Wednesday, March 18, 2009

The Recession Has Stress Tested our Financial Situation

When I took early retirement in October, 2007, I thought we had a comfortable margin of safety. Even if the market returns were below normal, I believed we had sufficient retirement savings to manage. However, I didn't expect a downturn the magnitude of this recession, which has stress tested our finances. At this point, we are currently surviving the stress test. Here's my assessment of how we're doing.

  • Did we save enough? At the end of 2008, the answer was still yes. When I retired, we had retirement funds equal to 21 times my yearly salary. At the end of 2007, we had 23 times my yearly salary. By the end of 2008, our retirement funds had been reduced to 16.7 times my yearly salary. From previous calculations, I had estimated that 20 times salary would be a reasonable margin to enable a comfortable retirement.

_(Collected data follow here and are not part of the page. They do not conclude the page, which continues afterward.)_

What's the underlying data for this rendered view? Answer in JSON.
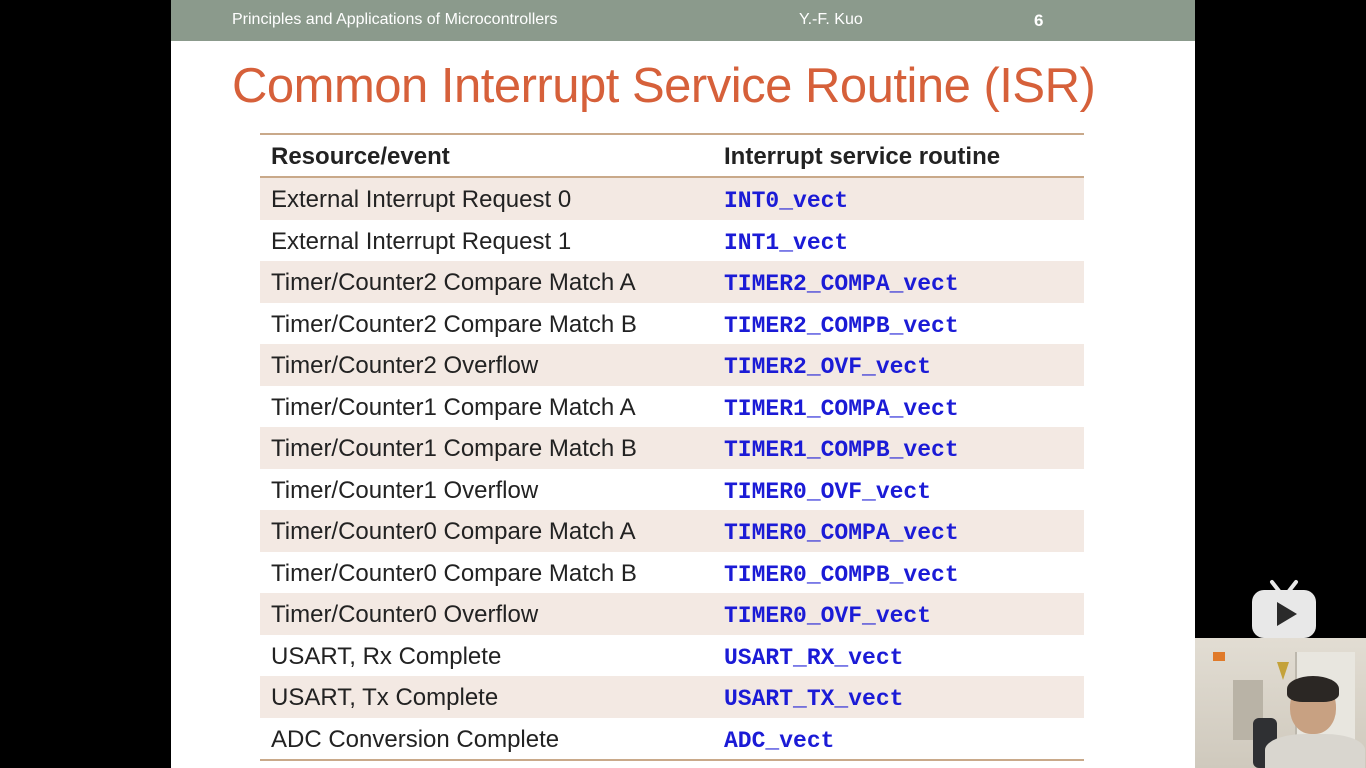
{
  "header": {
    "course": "Principles and Applications of Microcontrollers",
    "author": "Y.-F. Kuo",
    "page": "6"
  },
  "title": "Common Interrupt Service Routine (ISR)",
  "table": {
    "columns": [
      "Resource/event",
      "Interrupt service routine"
    ],
    "rows": [
      {
        "resource": "External Interrupt Request 0",
        "isr": "INT0_vect"
      },
      {
        "resource": "External Interrupt Request 1",
        "isr": "INT1_vect"
      },
      {
        "resource": "Timer/Counter2 Compare Match A",
        "isr": "TIMER2_COMPA_vect"
      },
      {
        "resource": "Timer/Counter2 Compare Match B",
        "isr": "TIMER2_COMPB_vect"
      },
      {
        "resource": "Timer/Counter2 Overflow",
        "isr": "TIMER2_OVF_vect"
      },
      {
        "resource": "Timer/Counter1 Compare Match A",
        "isr": "TIMER1_COMPA_vect"
      },
      {
        "resource": "Timer/Counter1 Compare Match B",
        "isr": "TIMER1_COMPB_vect"
      },
      {
        "resource": "Timer/Counter1 Overflow",
        "isr": "TIMER0_OVF_vect"
      },
      {
        "resource": "Timer/Counter0 Compare Match A",
        "isr": "TIMER0_COMPA_vect"
      },
      {
        "resource": "Timer/Counter0 Compare Match B",
        "isr": "TIMER0_COMPB_vect"
      },
      {
        "resource": "Timer/Counter0 Overflow",
        "isr": "TIMER0_OVF_vect"
      },
      {
        "resource": "USART, Rx Complete",
        "isr": "USART_RX_vect"
      },
      {
        "resource": "USART, Tx Complete",
        "isr": "USART_TX_vect"
      },
      {
        "resource": "ADC Conversion Complete",
        "isr": "ADC_vect"
      }
    ]
  },
  "overlay": {
    "play_icon": "play-logo-icon"
  },
  "colors": {
    "title": "#d6603a",
    "header_bar": "#8b9a8c",
    "isr_text": "#1b1bd6",
    "row_shade": "#f3e9e3",
    "rule": "#c9a98a"
  }
}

    While a retirement fund of 16.7 times salary is still (barely) acceptable, a continuing bear market in 2009 will likely change our answer to no.


  • Was our debt low enough? In hindsight, the answer is no. Although I had planned to eliminate all debt, we did not pay off our mortgage when I retired. I mistakenly thought our retirement fund of 23 times salary offered the opportunity to delay paying off the mortgage for a couple years. In retrospect, we should have paid off the mortgage, by selling some of the funds invested in the stock market. Ah, if I only knew then what I know now :-)

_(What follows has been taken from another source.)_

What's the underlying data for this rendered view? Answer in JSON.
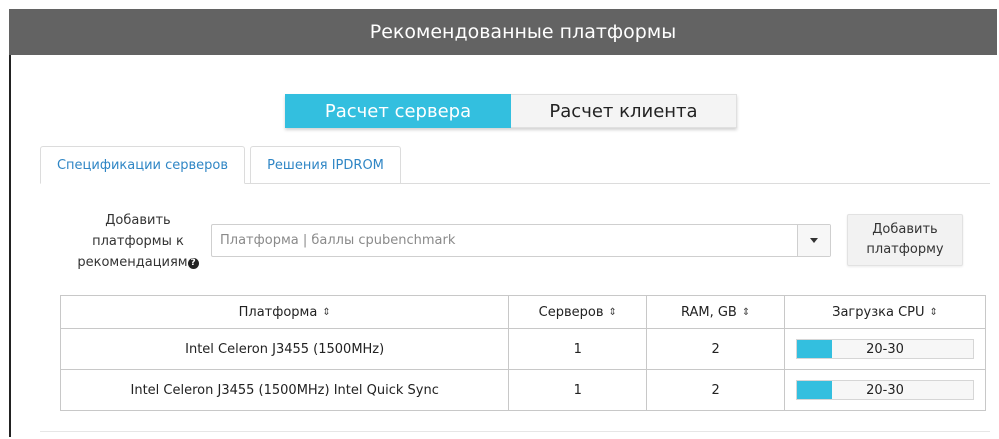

  • Were our savings diversified appropriately? The answer is mostly yes. Due to our conservative investing approach, we had about 5-1/2 years of expenses invested in CDs, municipal bonds and money market funds. Although questionable as appropriate, we had 50% of our savings in my company's stock, which did not fall as much as the stock market indices. The rest of the funds were in a diversified managed stock portfolios, which declined the same amount at the indices.
  • At this point, the feasibility of me staying in early retirement depends on the economy and stock market beginning to recover in 2009. If that happens, we will try to pay off the mortgage. If we can't afford to pay it off completely, we will payoff part and try to refinance the remainder at a lower rate, hopefully around 4 -1/2 %. In addition, we will continue to maintain 4 to 5 years of funds in cash equivalents, bonds and CDs.

    If the market continues to decline significantly in 2009, I will seriously need to consider returning to full time work.

    For more on The Practice of Personal Finance, check back every Wednesday for a new segment.

    This is not financial, investment, saving or retirement advice. Please consult a professional advisor.

    Copyright © 2009 Achievement Catalyst, LLC

    1 comment:

    Bret said...

    It sounds like you are about where I want to be in a couple of years, but with the house paid off.

    Although, I would rethink the 50% of your savings in the company stock. I think 10% would be more appropriate for someone who is retired.

    I'm glad you did well with this, but it sounds pretty lucky that your company wasn't GM, Bear Sterns, Citicorp, etc.